Coartada
Trump se mofa de la corrección política y no se preocupa por ser correcto, ni política ni personalmente
Con los adjetivos y con los adverbios se pueden hacer maravillas. Decir que una cosa es correcta, por ejemplo, significa que está bien, que estamos conformes, que de acuerdo. Pero si decimos que es teóricamente correcta ya estamos diciendo otra cosa. Estamos diciendo que, en realidad, no es correcta, que puede parecerlo sobre el papel pero que no lo es. Y, bajo mano, estamos añadiendo que la persona que sostiene que es correcta es un ratón de biblioteca, una persona distanciada de la realidad, que no ve las cosas como son. Como si nada, la estamos descalificando, la estamos acusando de no tener los pies en el suelo.
Este poder de transformación de los adjetivos y de los adverbios se observa todavía con más claridad cuando hablamos de si una idea es o no políticamente correcta. Pongamos que alguien sostiene –por ejemplo– que los inmigrantes no son ninguna carga especial para la Seguridad Social, porque suelen llegar solos, sin sus familias, de modo que la proporción entre trabajadores y personas a su cargo es más baja entre los inmigrantes que entre la población general.
Si el interlocutor le reprocha que defiende esta tesis porque es políticamente correcta, ¿qué le está diciendo? Pues está afirmando de una forma indirecta que se equivoca, pero en vez de aportar datos para probarlo –no los encontraría–, lo descalifica dando a entender que él sabe perfectamente que lo que dice no es verdad y que sólo lo dice por temor a que los guardianes de la corrección política se le echen encima. Es decir, le está acusando de no atreverse a decir lo que piensa, de no tener el coraje de reconocer lo que se supone que todos sabemos, aunque no sea políticamente correcto admitirlo.

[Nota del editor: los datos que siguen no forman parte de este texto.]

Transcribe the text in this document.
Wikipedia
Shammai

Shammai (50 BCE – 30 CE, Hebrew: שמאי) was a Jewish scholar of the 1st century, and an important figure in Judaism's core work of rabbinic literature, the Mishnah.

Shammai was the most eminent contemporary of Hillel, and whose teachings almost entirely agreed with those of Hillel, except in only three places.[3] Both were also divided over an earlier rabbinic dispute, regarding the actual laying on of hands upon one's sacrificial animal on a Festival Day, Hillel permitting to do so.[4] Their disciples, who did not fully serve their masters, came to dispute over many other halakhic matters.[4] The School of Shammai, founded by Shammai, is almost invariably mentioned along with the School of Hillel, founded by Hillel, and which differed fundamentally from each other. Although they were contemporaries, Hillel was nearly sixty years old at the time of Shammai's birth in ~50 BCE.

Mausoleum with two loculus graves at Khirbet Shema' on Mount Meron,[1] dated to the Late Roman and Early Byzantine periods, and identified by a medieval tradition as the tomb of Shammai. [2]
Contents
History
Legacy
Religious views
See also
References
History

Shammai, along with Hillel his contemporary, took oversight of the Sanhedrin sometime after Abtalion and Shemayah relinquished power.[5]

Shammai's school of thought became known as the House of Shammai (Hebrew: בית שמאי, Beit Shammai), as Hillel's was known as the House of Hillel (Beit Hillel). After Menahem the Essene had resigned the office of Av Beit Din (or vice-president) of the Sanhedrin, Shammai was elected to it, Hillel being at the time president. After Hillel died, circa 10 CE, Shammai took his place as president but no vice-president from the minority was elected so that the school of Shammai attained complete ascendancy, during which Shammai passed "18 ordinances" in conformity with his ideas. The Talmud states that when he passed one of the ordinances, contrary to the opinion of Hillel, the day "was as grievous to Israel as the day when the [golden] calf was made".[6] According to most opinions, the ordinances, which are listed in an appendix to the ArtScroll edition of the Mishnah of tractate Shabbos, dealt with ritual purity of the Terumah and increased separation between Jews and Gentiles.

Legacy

La gracia del asunto es que el concepto de corrección política apareció en los años setenta y ochenta como una forma irónica de frenar los excesos dogmáticos de la lucha contra el racismo y el machismo. Sólo lo utilizaban personas de izquierdas de los círculos intelectuales. Pero ha mutado y –mira por dónde– se ha convertido en un instrumento clave de esta forma de populismo y de neoconservadurismo extremo que en Estados Unidos recibe el nombre de derecha alternativa, que lo utiliza para atacar todas las formas de progresismo.

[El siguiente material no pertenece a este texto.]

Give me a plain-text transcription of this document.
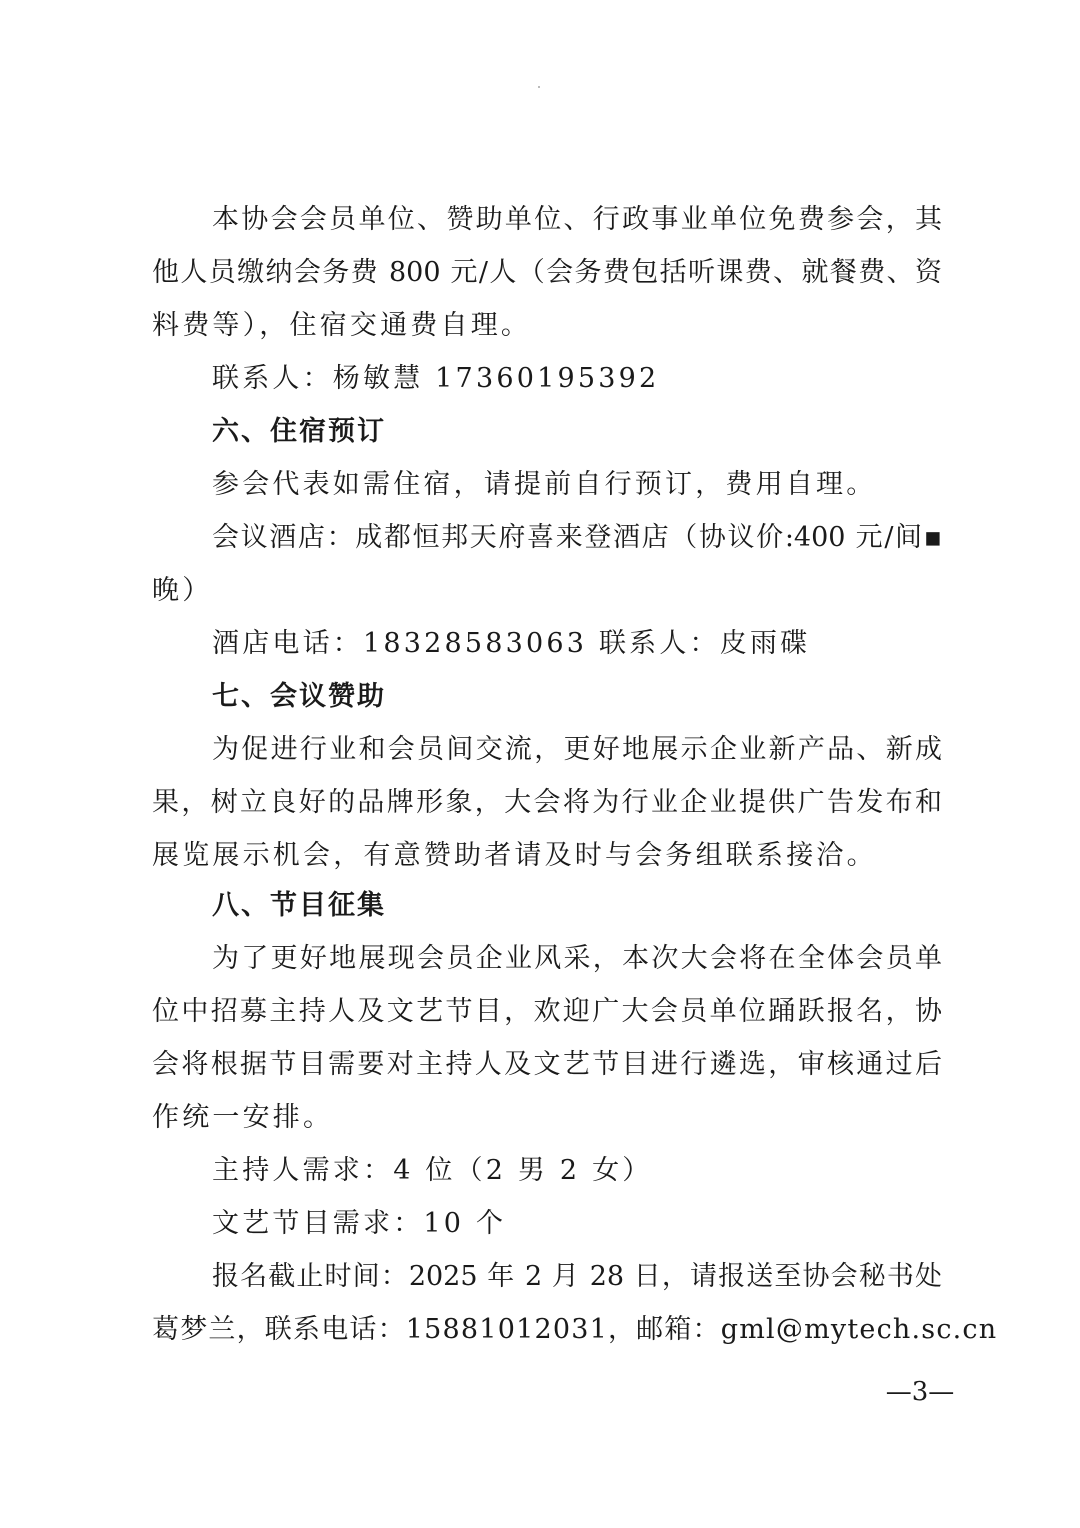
本协会会员单位、赞助单位、行政事业单位免费参会，其
他人员缴纳会务费 800 元/人（会务费包括听课费、就餐费、资
料费等），住宿交通费自理。
联系人：杨敏慧 17360195392
六、住宿预订
参会代表如需住宿，请提前自行预订，费用自理。
会议酒店：成都恒邦天府喜来登酒店（协议价:400 元/间▪
晚）
酒店电话：18328583063 联系人：皮雨碟
七、会议赞助
为促进行业和会员间交流，更好地展示企业新产品、新成
果，树立良好的品牌形象，大会将为行业企业提供广告发布和
展览展示机会，有意赞助者请及时与会务组联系接洽。
八、节目征集
为了更好地展现会员企业风采，本次大会将在全体会员单
位中招募主持人及文艺节目，欢迎广大会员单位踊跃报名，协
会将根据节目需要对主持人及文艺节目进行遴选，审核通过后
作统一安排。
主持人需求：4 位（2 男 2 女）
文艺节目需求：10 个
报名截止时间：2025 年 2 月 28 日，请报送至协会秘书处
葛梦兰，联系电话：15881012031，邮箱：gml@mytech.sc.cn
—3—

Como ha explicado Moira Weigel en The Guardian, uno de los pioneros de esta transformación fue, en 1990, un periodista del The New York Times, Richard Bernstein, que, en un artículo titulado “La hegemonía creciente de la corrección política”, advirtió que las universidades norteamericanas eran víctimas de una intolerancia creciente y que había cada vez más presión para que todos los estudiantes se sometieran sin debate a un conjunto de opiniones supuestamente correctas sobre feminismo, racismo, cultura, ecología, etcétera.
Se empezó a hablar de censura, de la existencia de una policía del pensamiento, de un nuevo fundamentalismo, siempre en el marco de la crítica de ciertas formas de activismo izquierdista en las universidades norteamericanas. Se comparaba la corrección política con el maccarthismo de los años cincuenta. Richard Bernstein amplió su artículo en un libro titulado La dictadura de la virtud: el multiculturalismo y la batalla para el futuro de América, en el que aún iba más lejos y equiparaba el clima intelectual de los campus estadounidenses con el reinado del terror después de la Revolución Francesa.
Poco a poco, esta mutación del concepto abandonó los círculos universitarios y fue ganando terreno en el debate público. La derecha se lo apropió para disparar contra todo lo que le interesaba sin tener que hacer uso de demasiada munición intelectual. Se convirtió en una forma de criptopolítica, de hacer política sin que lo pareciera.
Hoy, denunciar la corrección política es una manera de darse permiso para ser racista, machista, xenófobo, homófobo y reaccionario a través de la descalificación universal de todos los que lo desaprueban. Se supone que el pensamiento políticamente correcto es propio de unos perezosos que no quieren poner a funcionar las neuronas y que repiten sin reflexión ni sentido crítico los dogmas del pensamiento progresista habitual. Pero suele ser al revés. En realidad, los perezosos de verdad son los que se escudan en la incorrección política para no tener que argumentar lo que dicen.
Un concepto que nació como una denuncia de ciertas formas de ortodoxia progresista se ha convertido en un arma de los populistas. Quien mejor se sirve de él es Donald Trump, que se mofa de la corrección política siempre que puede y que, como vimos en su conferencia de prensa del miércoles, no se preocupa en absoluto por ser correcto, ni políticamente ni personalmente. Ha encontrado en la burla de la corrección política una bandera para atacar a una supuesta élite liberal y progresista en nombre de la gente corriente y una forma de presentarse como un hombre que no teme decir lo que piensa. Es decir, una coartada para despacharse con las barbaridades que todos sabemos.